The Vagina Monologues, raised awareness for and worked to end violence against women

This past weekend (Mar. 6-7) Eve Ensler’s episodic production, The Vagina Monologues, inspired love, laughter, and acceptance within the community of Kamloops at Brautigan Library, the North Shore’s newest venue.

The Vagina Monologues are put on annually in Kamloops to raise awareness for and work to end violence against cisgender, transgender and gender non-conforming women of all ages. The weekend’s productions included a varying range of monologues that worked to silence taboos concerning the female experience. The production, in particular, highlighted all parts of the female reproductive organ as ‘the ultimate embodiment of individuality’ and as a tool used to better empower women.

In a pre-show interview Angie Doolan, The Vagina Monologues current MC, long time participant, and first-time event organizer commented that “there are some happy, some sad, some eyeopening and some erotic stories” told during each night’s various monologues.

The monologues touch on lighter matters such as sex, love, masturbation, menstruation, orgasm, and birth as well as on tough topics such as female genital mutilation (FGM) and rape. Doolan remembers seeing the monologues for the first time at an age in which she was not necessarily comfortable in her sexuality and believes The Vagina Monologues encouraged her to become more aware and more accepting of her body, others’ bodies and each and every woman’s unique female experience.
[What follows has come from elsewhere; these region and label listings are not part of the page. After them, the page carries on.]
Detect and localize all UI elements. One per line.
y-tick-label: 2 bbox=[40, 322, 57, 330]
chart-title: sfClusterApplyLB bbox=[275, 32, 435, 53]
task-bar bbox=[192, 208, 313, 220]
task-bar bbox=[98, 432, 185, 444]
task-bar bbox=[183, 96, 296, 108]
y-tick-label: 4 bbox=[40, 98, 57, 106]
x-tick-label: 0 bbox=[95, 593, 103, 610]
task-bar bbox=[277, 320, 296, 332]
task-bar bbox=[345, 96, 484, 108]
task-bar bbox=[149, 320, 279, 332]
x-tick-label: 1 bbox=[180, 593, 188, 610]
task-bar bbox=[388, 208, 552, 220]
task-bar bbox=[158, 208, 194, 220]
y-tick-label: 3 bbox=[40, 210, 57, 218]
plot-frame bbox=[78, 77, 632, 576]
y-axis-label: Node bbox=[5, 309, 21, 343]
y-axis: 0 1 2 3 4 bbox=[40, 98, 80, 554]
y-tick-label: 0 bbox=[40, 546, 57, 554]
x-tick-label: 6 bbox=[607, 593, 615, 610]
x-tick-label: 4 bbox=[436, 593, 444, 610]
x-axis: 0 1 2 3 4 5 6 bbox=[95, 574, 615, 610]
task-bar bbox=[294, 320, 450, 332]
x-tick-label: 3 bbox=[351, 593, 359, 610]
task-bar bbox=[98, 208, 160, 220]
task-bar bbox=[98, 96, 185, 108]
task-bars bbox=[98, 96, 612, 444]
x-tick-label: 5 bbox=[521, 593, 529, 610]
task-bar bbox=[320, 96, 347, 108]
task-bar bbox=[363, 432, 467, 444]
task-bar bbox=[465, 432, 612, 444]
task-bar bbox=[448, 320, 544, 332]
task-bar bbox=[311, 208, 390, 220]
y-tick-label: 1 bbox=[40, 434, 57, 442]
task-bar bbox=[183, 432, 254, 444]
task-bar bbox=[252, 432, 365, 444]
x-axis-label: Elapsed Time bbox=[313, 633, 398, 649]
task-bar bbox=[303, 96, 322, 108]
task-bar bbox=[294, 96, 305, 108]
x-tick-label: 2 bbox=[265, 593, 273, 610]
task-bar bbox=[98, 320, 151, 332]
Doolan went on to explain that the funds earned from this year’s monologues were donated to the ASK Wellness Society’s SHOP program in support of persons currently working within or retired from the sex trade industry; SHOP is a two-person run, Kamloops based initiative that continually provides support services for those involved in the sex trade both past and present.

Doolan explained that sex work, “is still a job” and is unlikely to go away. She continued by saying, “[the sex trade] is an invisible industry… and definitely [doesn’t] hear many people discussing [sex work] on a regular basis.” In her opinion, we can best serve those involved in the sex trade industry by opening up conversations concerning it.

Conversation is key if we, as a society, wish to further tear down taboos concerning the female experience.

Until The Vagina Monologues return to Kamloops, Doolan urges women to open up candidly about their unique experiences with other women of varying ages. By continuing conversations about both the positive and negative experiences that many women must confront throughout their lifetimes, as well as experiences or circumstances that can be tough to open up about, we can work together towards a more so accepting future.